How to create <!DOCTYPE> with Python's cElementTree
You could set xml_declaration argument on write
function to False
, so output won't have xml declaration with encoding, then just append what header you need manually. Actually if you set your encoding as 'utf-8' (lowercase), xml declaration won't be added too.
import xml.etree.cElementTree as ElementTree
tree = ElementTree.Element('tmx', {'version': '1.4a'})
ElementTree.SubElement(tree, 'header', {'adminlang': 'EN'})
ElementTree.SubElement(tree, 'body')
with open('myfile.tmx', 'wb') as f:
f.write('<?xml version="1.0" encoding="UTF-8" ?><!DOCTYPE tmx SYSTEM "tmx14a.dtd">'.encode('utf8'))
ElementTree.ElementTree(tree).write(f, 'utf-8')
Resulting file (newlines added manually for readability):
<?xml version="1.0" encoding="UTF-8" ?>
<!DOCTYPE tmx SYSTEM "tmx14a.dtd">
<tmx version="1.4a">
<header adminlang="EN" />
<body />
</tmx>
You could use lxml and its tostring
function:
from lxml import etree
s = """<?xml version="1.0" encoding="UTF-8"?>
<tmx version="1.4a"/>"""
tree = etree.fromstring(s)
header = etree.SubElement(tree,'header',{'adminlang': 'EN'})

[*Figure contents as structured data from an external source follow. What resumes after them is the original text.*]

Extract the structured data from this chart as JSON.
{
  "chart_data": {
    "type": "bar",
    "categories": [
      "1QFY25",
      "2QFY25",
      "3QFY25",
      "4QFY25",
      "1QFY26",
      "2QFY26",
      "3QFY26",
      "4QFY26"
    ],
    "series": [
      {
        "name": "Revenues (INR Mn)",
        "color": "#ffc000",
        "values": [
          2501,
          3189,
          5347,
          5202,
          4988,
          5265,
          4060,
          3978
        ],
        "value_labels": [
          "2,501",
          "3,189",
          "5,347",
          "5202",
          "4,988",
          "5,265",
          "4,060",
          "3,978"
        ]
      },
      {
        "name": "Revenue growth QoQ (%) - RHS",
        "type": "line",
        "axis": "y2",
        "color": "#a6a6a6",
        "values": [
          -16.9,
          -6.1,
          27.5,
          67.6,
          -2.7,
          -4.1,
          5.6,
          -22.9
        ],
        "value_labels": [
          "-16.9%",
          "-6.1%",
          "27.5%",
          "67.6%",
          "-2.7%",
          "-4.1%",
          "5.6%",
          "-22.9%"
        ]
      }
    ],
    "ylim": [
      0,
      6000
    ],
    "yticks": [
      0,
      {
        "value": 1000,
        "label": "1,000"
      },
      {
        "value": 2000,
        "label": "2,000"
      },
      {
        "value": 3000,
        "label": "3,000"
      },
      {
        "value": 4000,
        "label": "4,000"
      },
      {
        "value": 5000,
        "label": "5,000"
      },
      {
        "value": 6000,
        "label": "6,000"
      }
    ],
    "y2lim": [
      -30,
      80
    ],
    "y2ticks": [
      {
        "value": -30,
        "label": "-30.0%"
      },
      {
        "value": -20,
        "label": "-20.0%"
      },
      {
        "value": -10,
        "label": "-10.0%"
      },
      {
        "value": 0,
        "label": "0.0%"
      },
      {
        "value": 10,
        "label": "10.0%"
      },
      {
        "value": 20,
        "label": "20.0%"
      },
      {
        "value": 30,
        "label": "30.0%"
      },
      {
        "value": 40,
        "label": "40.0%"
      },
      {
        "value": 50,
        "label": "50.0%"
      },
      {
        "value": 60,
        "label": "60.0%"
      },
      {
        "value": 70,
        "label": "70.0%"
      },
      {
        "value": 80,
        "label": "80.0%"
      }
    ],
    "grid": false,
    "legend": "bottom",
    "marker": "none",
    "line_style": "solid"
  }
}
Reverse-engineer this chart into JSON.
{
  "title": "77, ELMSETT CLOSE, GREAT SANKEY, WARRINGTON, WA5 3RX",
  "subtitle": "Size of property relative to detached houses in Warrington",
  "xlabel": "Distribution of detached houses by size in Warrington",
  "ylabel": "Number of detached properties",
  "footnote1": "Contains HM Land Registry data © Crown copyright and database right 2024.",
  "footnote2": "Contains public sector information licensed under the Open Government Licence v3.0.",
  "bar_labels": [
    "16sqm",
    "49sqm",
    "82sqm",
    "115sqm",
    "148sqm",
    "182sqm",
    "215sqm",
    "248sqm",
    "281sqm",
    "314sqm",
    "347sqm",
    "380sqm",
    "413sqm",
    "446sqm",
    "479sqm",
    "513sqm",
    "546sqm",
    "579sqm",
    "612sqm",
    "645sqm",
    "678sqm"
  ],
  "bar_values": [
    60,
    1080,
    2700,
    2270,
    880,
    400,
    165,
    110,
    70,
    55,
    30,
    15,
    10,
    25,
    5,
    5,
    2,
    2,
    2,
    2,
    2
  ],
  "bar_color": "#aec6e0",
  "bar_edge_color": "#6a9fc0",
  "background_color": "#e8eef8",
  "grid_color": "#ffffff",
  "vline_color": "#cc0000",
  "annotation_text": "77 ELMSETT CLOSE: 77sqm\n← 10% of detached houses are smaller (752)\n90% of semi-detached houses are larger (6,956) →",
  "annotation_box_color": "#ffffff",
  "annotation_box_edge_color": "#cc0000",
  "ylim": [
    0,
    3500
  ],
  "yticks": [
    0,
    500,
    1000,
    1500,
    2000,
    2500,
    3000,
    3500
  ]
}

body = etree.SubElement(tree,'body')
print etree.tostring(tree, encoding="UTF-8",
xml_declaration=True,
pretty_print=True,
doctype='<!DOCTYPE tmx SYSTEM "tmx14a.dtd">')
=>
<?xml version='1.0' encoding='UTF-8'?>
<!DOCTYPE tmx SYSTEM "tmx14a.dtd">
<tmx version="1.4a">
<header adminlang="EN"/>
<body/>
</tmx>